При ярком свете луны видно, как расходятся в разные стороны узкие тропинки, проложенные собачьими упряжками, и Дарпэк стала гадать, на какую из них свернет ветфельдшер. Но он, к ее удивлению, за всю дорогу ни разу не взмахнул остолом, целиком доверившись собакам. И они, пригибая потные спины и выдыхая густые белые клубы пара, быстро бежали прямо к горизонту, который казался то очень близким, то слишком далеким…
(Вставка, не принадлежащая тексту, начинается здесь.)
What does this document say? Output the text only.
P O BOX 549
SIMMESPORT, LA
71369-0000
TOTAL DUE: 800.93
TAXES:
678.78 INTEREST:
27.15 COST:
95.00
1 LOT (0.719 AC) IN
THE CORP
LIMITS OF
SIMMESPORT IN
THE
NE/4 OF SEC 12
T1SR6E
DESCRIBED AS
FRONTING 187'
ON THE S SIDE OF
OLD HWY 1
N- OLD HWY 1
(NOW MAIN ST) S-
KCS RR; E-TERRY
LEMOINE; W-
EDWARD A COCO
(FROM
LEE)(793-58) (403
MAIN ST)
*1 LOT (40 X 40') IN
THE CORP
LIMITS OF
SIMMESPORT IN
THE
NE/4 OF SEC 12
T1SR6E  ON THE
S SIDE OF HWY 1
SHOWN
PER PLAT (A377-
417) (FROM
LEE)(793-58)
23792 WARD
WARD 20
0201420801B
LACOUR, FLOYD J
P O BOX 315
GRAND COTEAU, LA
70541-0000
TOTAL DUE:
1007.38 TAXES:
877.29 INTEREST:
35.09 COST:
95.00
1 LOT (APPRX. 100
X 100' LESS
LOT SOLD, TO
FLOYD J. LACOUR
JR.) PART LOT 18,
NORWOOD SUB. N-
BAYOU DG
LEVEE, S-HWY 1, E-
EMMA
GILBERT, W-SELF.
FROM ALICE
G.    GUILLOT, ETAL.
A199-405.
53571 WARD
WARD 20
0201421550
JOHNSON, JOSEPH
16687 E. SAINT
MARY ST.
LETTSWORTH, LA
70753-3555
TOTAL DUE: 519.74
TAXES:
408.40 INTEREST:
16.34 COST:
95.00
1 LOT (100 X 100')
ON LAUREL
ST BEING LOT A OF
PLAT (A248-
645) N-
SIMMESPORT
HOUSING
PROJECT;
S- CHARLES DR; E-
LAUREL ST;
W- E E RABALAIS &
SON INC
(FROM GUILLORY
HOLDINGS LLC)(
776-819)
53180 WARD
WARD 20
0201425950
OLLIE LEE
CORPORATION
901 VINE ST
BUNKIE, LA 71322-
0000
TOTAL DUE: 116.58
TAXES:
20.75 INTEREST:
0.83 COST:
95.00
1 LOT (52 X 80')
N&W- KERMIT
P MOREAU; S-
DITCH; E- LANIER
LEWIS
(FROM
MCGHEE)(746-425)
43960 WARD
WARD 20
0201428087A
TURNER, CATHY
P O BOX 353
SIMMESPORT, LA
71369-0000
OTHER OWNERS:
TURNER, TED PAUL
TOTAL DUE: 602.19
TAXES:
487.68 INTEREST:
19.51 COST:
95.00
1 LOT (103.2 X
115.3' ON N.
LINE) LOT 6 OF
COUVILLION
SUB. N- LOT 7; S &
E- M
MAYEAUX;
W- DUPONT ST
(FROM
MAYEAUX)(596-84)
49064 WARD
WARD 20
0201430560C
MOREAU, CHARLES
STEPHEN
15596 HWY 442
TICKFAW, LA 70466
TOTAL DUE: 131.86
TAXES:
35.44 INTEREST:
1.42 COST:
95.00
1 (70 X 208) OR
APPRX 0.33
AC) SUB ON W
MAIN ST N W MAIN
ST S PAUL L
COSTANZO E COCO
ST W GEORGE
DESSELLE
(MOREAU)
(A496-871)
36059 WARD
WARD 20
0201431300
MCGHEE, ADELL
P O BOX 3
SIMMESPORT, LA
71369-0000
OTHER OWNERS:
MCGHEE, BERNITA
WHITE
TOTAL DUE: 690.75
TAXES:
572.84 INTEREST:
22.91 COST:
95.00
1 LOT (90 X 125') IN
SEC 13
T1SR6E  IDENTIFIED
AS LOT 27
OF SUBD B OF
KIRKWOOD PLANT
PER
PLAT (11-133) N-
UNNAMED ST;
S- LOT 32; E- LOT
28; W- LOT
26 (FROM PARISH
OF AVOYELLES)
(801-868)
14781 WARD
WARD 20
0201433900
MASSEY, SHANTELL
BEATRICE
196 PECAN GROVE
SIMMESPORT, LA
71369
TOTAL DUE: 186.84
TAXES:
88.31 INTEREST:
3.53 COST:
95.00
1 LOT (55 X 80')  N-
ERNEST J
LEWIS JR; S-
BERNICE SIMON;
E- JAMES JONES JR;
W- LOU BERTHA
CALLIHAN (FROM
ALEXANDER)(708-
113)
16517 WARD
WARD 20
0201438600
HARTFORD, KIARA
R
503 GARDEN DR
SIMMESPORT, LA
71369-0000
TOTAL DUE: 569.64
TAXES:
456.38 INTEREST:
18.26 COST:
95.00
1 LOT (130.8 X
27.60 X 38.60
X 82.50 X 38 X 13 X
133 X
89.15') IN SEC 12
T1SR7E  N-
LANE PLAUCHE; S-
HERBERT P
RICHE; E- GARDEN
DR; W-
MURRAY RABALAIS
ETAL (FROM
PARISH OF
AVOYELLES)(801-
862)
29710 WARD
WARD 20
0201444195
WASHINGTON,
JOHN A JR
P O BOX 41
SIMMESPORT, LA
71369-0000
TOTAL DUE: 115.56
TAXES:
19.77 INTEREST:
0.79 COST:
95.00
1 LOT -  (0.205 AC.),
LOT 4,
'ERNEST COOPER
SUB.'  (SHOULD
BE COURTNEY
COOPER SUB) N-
Ровно в полночь, обогнув излучину реки, упряжка подскочила к одинокому чуму. Сразу оттуда вышел худой старик в меховом жилете, без шапки. Он поздоровался с приезжими и пригласил их в чум, где и без того было полно людей. Они сидели на полу вокруг очага и пили чай из больших жестяных кружек. Когда вошли ветфельдшер с Дарпэк, им уступили место, поставили перед ними кружки с чаем, подвинули галеты.
— С дороги, однако, согреться надо, — сказал старик; видимо, это был хозяин чума.
Только теперь Дарпэк заметила, что около приемника примостился на корточках молодой пастух и что-то настойчиво и внимательно ловит в эфире. Приемник трещит, зеленый глазок подмигивает, то зажигаясь, то угасая.
— Вот он, Хабаровск, — говорит улыбаясь молодой эвенк, — можно послушать.
Диктор читает краевые известия.
— А теперь, Лядэ, Москву поищи, — советует старик, — она где-то совсем близко…
«Лядэ!» — мысленно повторила Дарпэк, и у нее почему-то дрогнуло сердце.
Она быстро поставила на ящик кружку с недопитым чаем, подвинулась к юноше, еще ничему не веря.
— А вот и Москва, — сказал он, и глаза его встретились с глазами девушки. Вспомнив, что не успел познакомиться, протянул ей руку: — Бригадир Лядэ из Лебединого.
— Дарпэк.
Несколько секунд она в упор смотрела в его веселое, открытое лицо с небольшими блестящими скулами и вдруг, совершенно не помня себя, кинулась к Лядэ, обвила его шею руками и сквозь слезы, душившие ее, крикнула:
— Лядэ, братик мой!
— Йола? Сестричка? — спросил он, испуганно отстраняясь и не понимая, почему эта девушка, назвавшая себя Дарпэк, вдруг признала его родным братом. — Так ты верно Йола?
Но она ничего не могла ответить, впервые за столько лет услышав свое настоящее имя.
Заметив в ее глазах слезы, Лядэ крепко обнял ее худенькие, вздрагивающие плечи, прижал девушку к себе и, обернувшись к сидящим в чуме эвенкам, каким-то чужим голосом стал объяснять:
— Это родная сестричка моя. Ее, маленькую, от нас унесла река.
До рассвета бродили брат с сестрой около юрты, рассказывали друг другу все, что им пришлось пережить за эти долгие годы.
Лядэ рассказал, что, после того как сестричка пропала, Мэнгукчана лишилась рассудка. По целым дням носилась она вдоль берега, разговаривала с рекой, просила ее вернуть девочку. Отец гнался за Мэнгукчаной, приводил в юрту, запирал ее там, но мать все равно убегала. Вскоре она слегла, проболела месяц и умерла. А через три снега умер Тэрганэй. Оставшись один, Лядэ перегнал оленье стадо за пятьсот километров, в совхоз, и с тех пор работает там бригадиром.